I've often asked myself this question, as on occasion, I think I am always looking for the next challenge, the next "big thing" that I can do, whatever. But in truth, I'm basically pretty happy, and I just try and take advantage of experiences that present themselves that may fall into that category or just be something a bit different.
But then there's that side of me that thinks that complacency breeds boredom, dissatisfaction and potentially, depression. I don't seek out change and new experiences as a way of making myself stand apart from others but more in an effort to connect up with them and become a part of the larger human experience.
Then there are those who can't get enough of negativity. Why that is, I will never understand! Why is it that some people seek out the very things that will create or prolong their personal suffering? And usually the way it is with those people is that their efforts to create additional suffering are intended to inflict it on others.
Reality is that we have to put up with both factions in our daily lives. It's unfortunate, but it's the way things are.
Me? Maybe I am Crackhead and all, but at the heart of it is a simple desire to enjoy the heck out of life. To do that, I will keep assembling people around me who feel the same way and doing things that support that philosophy. What could be better than that?

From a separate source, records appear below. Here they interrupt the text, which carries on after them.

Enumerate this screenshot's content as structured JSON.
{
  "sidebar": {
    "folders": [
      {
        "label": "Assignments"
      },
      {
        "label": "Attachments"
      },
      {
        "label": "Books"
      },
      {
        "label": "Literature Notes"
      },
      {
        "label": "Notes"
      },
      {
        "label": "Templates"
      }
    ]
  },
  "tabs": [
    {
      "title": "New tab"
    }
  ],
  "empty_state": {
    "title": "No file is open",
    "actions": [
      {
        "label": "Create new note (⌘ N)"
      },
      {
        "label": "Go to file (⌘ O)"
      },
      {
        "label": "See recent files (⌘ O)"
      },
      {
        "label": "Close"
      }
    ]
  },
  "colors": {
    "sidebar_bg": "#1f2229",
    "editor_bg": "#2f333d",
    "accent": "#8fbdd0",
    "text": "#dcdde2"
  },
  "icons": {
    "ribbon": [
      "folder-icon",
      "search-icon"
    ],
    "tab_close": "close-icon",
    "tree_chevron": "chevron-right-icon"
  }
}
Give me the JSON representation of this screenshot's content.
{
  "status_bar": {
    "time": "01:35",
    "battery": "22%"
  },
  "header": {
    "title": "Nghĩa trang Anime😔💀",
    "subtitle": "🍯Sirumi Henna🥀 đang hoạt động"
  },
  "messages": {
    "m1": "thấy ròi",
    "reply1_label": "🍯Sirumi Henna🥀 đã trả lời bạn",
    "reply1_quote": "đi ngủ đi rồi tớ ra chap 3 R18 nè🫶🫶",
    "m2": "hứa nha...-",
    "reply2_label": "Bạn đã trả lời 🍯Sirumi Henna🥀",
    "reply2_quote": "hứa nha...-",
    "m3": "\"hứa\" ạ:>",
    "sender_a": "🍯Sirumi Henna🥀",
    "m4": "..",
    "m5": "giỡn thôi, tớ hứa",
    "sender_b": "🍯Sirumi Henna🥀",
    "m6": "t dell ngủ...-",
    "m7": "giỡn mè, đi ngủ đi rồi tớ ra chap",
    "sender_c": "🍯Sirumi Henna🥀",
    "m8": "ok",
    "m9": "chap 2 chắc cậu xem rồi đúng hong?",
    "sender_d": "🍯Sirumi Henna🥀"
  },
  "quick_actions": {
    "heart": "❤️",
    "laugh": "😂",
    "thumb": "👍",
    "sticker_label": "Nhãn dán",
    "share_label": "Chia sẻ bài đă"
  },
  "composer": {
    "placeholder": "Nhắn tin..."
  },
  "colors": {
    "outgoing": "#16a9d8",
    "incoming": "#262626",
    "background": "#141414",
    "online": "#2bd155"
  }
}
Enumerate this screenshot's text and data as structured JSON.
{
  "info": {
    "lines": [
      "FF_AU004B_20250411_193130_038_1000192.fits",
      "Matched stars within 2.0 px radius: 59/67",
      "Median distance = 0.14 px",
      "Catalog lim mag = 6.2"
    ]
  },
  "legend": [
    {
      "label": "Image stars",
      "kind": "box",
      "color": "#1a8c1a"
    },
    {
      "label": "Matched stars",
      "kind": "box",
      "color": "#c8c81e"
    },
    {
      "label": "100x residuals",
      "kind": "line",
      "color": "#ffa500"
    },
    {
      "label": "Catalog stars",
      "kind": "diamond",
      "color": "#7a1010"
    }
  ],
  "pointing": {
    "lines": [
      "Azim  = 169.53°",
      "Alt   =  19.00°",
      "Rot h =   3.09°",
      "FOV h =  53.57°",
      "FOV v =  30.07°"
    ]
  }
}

Today was one of those days where I had the pleasure of beginning my day on a few high notes--a good swim (even though I was bone tired and there was no scenery), and being in a positive frame of mind, I think I kept some momentum going through early afternoon--I was particularly excited to begin my work day (I spend a lot of time on the phone with customers, and normally, it's not something I enjoy but today for some reason it was great) and then focus on a few things that needed attention, went for an absolutely enjoyable run, and a few hours later hit a negative snag. I let off some steam and reflected back on the first half of my day, which was blissful, and am now just relaxed.